2.Change the current age pension to a retirement pension. This includes not awarding early-age pensions to those who have not retired or still earn more than 50% of the wage ceiling. Early-age pensions would, therefore, only be paid upon retirement or to the elderly with lower incomes rather than to everyone who claims before the pensionable age.
3.Increase the reduction factors that apply to early-age pensions from !” percent per month (6 percent per year) to “# percent per month (8 percent per year) to discourage early-age pensions.
4.Increase the reference wage period used to compute pension from the five best years to the seven best years of contributions.
To improve benefit adequacy
1.Increase insurable wages from $1,000 per week ($4,333 per month) to $1,200 per week ($51,996.96 per annum), effective 1 April 2024.
This increase will ensure that the NIS remains relevant to higher-income workers in Saint Vincent and the Grenadines.
2.Increase the minimum pension from $70 per week to $80 per week, effective 1 March 2024.

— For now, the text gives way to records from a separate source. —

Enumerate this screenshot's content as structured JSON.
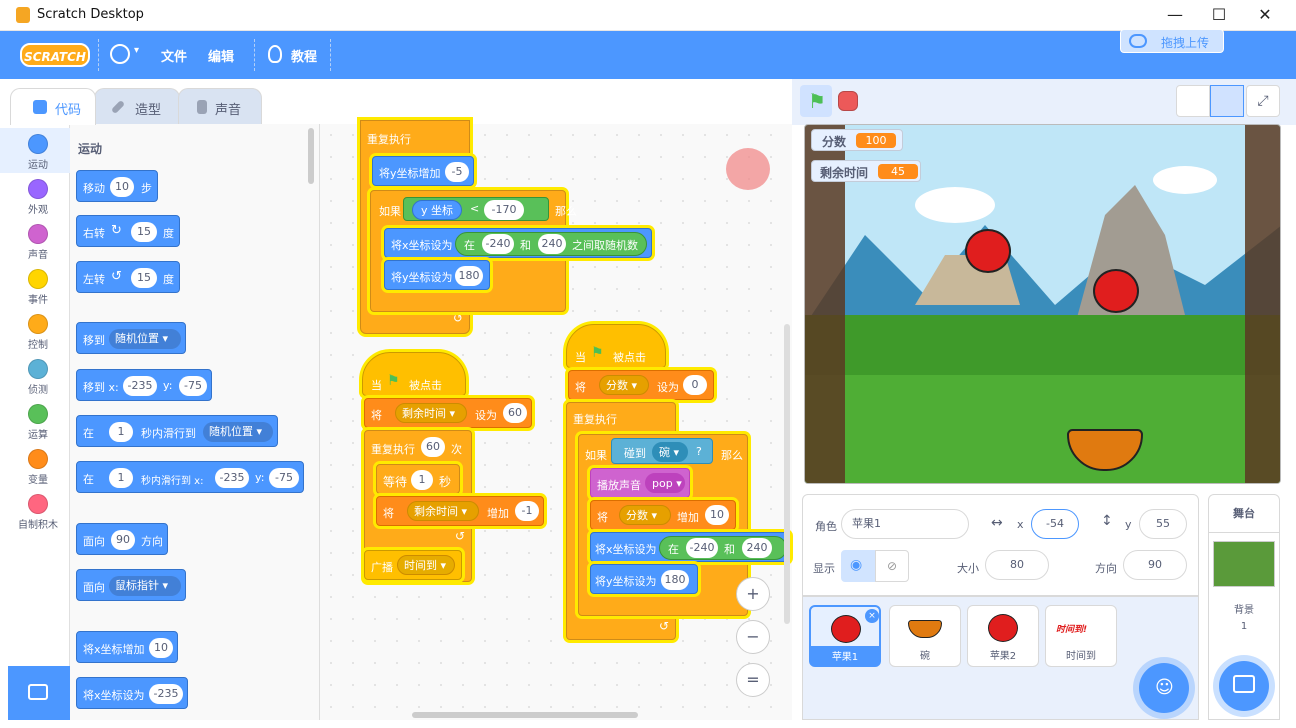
{
  "window": {
    "title": "Scratch Desktop"
  },
  "menu": {
    "file": "文件",
    "edit": "编辑",
    "tutorials": "教程",
    "logo": "SCRATCH",
    "upload": "拖拽上传"
  },
  "tabs": [
    {
      "label": "代码"
    },
    {
      "label": "造型"
    },
    {
      "label": "声音"
    }
  ],
  "categories": [
    {
      "label": "运动",
      "color": "#4c97ff"
    },
    {
      "label": "外观",
      "color": "#9966ff"
    },
    {
      "label": "声音",
      "color": "#cf63cf"
    },
    {
      "label": "事件",
      "color": "#ffd500"
    },
    {
      "label": "控制",
      "color": "#ffab19"
    },
    {
      "label": "侦测",
      "color": "#5cb1d6"
    },
    {
      "label": "运算",
      "color": "#59c059"
    },
    {
      "label": "变量",
      "color": "#ff8c1a"
    },
    {
      "label": "自制积木",
      "color": "#ff6680"
    }
  ],
  "palette": {
    "title": "运动",
    "move": {
      "a": "移动",
      "v": "10",
      "b": "步"
    },
    "turn_right": {
      "a": "右转",
      "v": "15",
      "b": "度"
    },
    "turn_left": {
      "a": "左转",
      "v": "15",
      "b": "度"
    },
    "goto": {
      "a": "移到",
      "v": "随机位置"
    },
    "goto_xy": {
      "a": "移到 x:",
      "x": "-235",
      "yl": "y:",
      "y": "-75"
    },
    "glide": {
      "a": "在",
      "v": "1",
      "b": "秒内滑行到",
      "d": "随机位置"
    },
    "glide_xy": {
      "a": "在",
      "v": "1",
      "b": "秒内滑行到 x:",
      "x": "-235",
      "yl": "y:",
      "y": "-75"
    },
    "direction": {
      "a": "面向",
      "v": "90",
      "b": "方向"
    },
    "point_to": {
      "a": "面向",
      "v": "鼠标指针"
    },
    "change_x": {
      "a": "将x坐标增加",
      "v": "10"
    },
    "set_x": {
      "a": "将x坐标设为",
      "v": "-235"
    }
  },
  "script1": {
    "forever": "重复执行",
    "change_y": {
      "a": "将y坐标增加",
      "v": "-5"
    },
    "if": {
      "a": "如果",
      "rep": "y 坐标",
      "op": "<",
      "v": "-170",
      "b": "那么"
    },
    "set_x": {
      "a": "将x坐标设为",
      "in": "在",
      "lo": "-240",
      "and": "和",
      "hi": "240",
      "b": "之间取随机数"
    },
    "set_y": {
      "a": "将y坐标设为",
      "v": "180"
    }
  },
  "script2": {
    "hat": {
      "a": "当",
      "b": "被点击"
    },
    "set_var": {
      "a": "将",
      "var": "剩余时间",
      "b": "设为",
      "v": "60"
    },
    "repeat": {
      "a": "重复执行",
      "v": "60",
      "b": "次"
    },
    "wait": {
      "a": "等待",
      "v": "1",
      "b": "秒"
    },
    "change_var": {
      "a": "将",
      "var": "剩余时间",
      "b": "增加",
      "v": "-1"
    },
    "broadcast": {
      "a": "广播",
      "v": "时间到"
    }
  },
  "script3": {
    "hat": {
      "a": "当",
      "b": "被点击"
    },
    "set_var": {
      "a": "将",
      "var": "分数",
      "b": "设为",
      "v": "0"
    },
    "forever": "重复执行",
    "if": {
      "a": "如果",
      "sense": "碰到",
      "obj": "碗",
      "q": "?",
      "b": "那么"
    },
    "sound": {
      "a": "播放声音",
      "v": "pop"
    },
    "change_var": {
      "a": "将",
      "var": "分数",
      "b": "增加",
      "v": "10"
    },
    "set_x": {
      "a": "将x坐标设为",
      "in": "在",
      "lo": "-240",
      "and": "和",
      "hi": "240"
    },
    "set_y": {
      "a": "将y坐标设为",
      "v": "180"
    }
  },
  "zoom": {
    "in": "+",
    "out": "−",
    "reset": "="
  },
  "monitors": {
    "score": {
      "label": "分数",
      "value": "100"
    },
    "time": {
      "label": "剩余时间",
      "value": "45"
    }
  },
  "sprite_info": {
    "sprite_label": "角色",
    "name": "苹果1",
    "x_label": "x",
    "x": "-54",
    "y_label": "y",
    "y": "55",
    "show_label": "显示",
    "size_label": "大小",
    "size": "80",
    "dir_label": "方向",
    "dir": "90"
  },
  "sprites": [
    {
      "name": "苹果1"
    },
    {
      "name": "碗"
    },
    {
      "name": "苹果2"
    },
    {
      "name": "时间到"
    }
  ],
  "time_up_costume": "时间到!",
  "stage_panel": {
    "title": "舞台",
    "backdrop_label": "背景",
    "backdrop_count": "1"
  }
}
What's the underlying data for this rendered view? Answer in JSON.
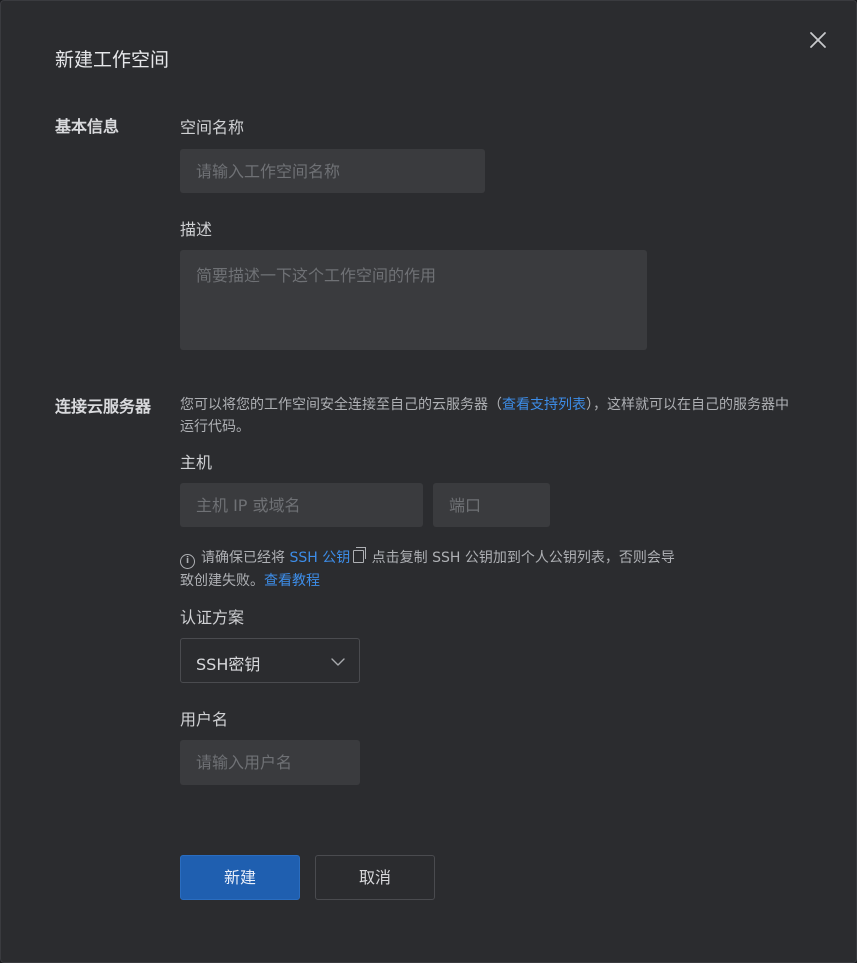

This increase will protect the most vulnerable category of pensioners who have witnessed a disproportionate reduction in the real value of pension due to recent inflationary pressures.
3.Introduce a permanent unemployment benefit starting January 2025.
Gonsalves said this benefit is necessary to broaden the safety net for workers to cover the risk of loss of income due to temporary unemployment.
To improve coverage the NIS will;
1.Enhance the marketing campaign to extend social security coverage for self-employed participation:
a.Allow self-employed persons to qualify for Employment Injury Benefits.
b.Implement a new approach for self-employed and informal sector workers to pay contributions to the NIS easily.
According to the draft 12th Actuarial Valuation Report, the above combination of reform measures would, in the short term, improve the financing and reduce the Fund’s long-term costs. The proposed reforms would significantly improve the long-term viability and sustainability of the Fund.
Without any reforms, the Fund will not be able to continue meeting its obligations in the manner that it currently does beyond the year 2035. However, with the prudent and people-centred reforms announced today, that date is projected to be pushed back until the year 2060.
The work on the necessary parallel reform, namely the necessary improvements to our public pension system is also well-advanced. The Government will announce next steps in this important process in the first half of 2024.